Batteries ‘as big as you want’? Research offers clues

Source: By Parker M. Shea, E&E News reporter • Posted: Tuesday, March 3, 2020

Scientists are one step closer to understanding why organic flow batteries — touted as a potential bridge to utility-scale energy storage — break down so quickly.

Researchers at the University of Cambridge have for the first time applied magnetic resonance imaging to view the inner chemical workings of redox flow batteries, an alternative to the older lithium-ion technology that currently dominates the battery storage market. The process could be used to better understand and extend the technology’s life span, according to a paper published yesterday in Nature.

“Redox flow batteries are useful because you can make them as big as you want. Normally, if you have a battery, its energy density is contained by how big the box is that it’s contained in,” said Cambridge professor Clare Grey, who leads the research group behind the paper.

Lithium batteries face trouble at large scales due to flammability and other problems (Climatewire, Jan. 29). Redox flow technology, by contrast, is “inherently scalable,” Grey said — but the batteries deteriorate too fast to be useful.

Using its new tools for near real-time visibility, Grey’s team found that by charging redox flow batteries at a lower voltage, it’s possible to slow the decay of critical compounds.

“Since the organic molecules tend to break down quickly, it means that most batteries using them as electrolytes won’t last very long, making them unsuitable for commercial applications,” said Cambridge professor Evan Wenbo Zhao, who was the paper’s lead author. “While we’ve known this for a while, what we haven’t always understood is why this is happening.”

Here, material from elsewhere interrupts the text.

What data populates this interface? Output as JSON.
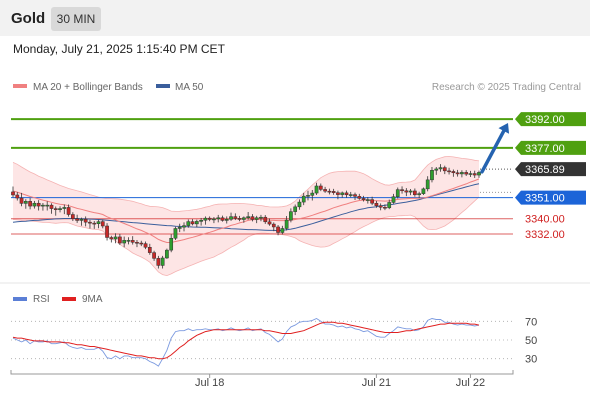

Zhao’s findings are one of many recent advancements that bring redox flow batteries closer to large-scale viability. Market analysts, however, are skeptical the technology could dethrone lithium-ion batteries, which accounted for up to 95% of the global stationary energy storage technology market in 2018, according to Wood Mackenzie.

The market analysis firm attributes this success to lithium-ion’s pervasiveness across scales ranging from electronic cigarettes to electric vehicles to solar farms. The last 10 years saw the cost of lithium-ion batteries drop by 85%, according to Wood Mackenzie, and the firm said it expects prices will continue to drop an average of 9% per year until 2026.

But lithium-ion storage has its limits.

“While well suited to help with second-to-second system balancing, renewables ramping, and providing peak power services, for longer storage durations, we’re going to need more than lithium-ion technologies,” Rory McCarthy, Wood Mackenzie’s principal analyst for energy storage, wrote last year.

Grey said that although redox flow batteries can’t yet compete with lithium-ion, they will have to become viable in the future as demand for long-term storage grows. She sees her team’s work in the fundamental science of the batteries as a crucial first step toward making the necessary technological progress possible.

“The challenge for academics like me is: How do we come up with the massive electric storage?” she said. “We need something that is inherently bigger, and lithium-ion is not going to be suited for that. Ultimately, we’re going to have to do it with some kind of chemical storage. And [redox flow battery technology] is one option.”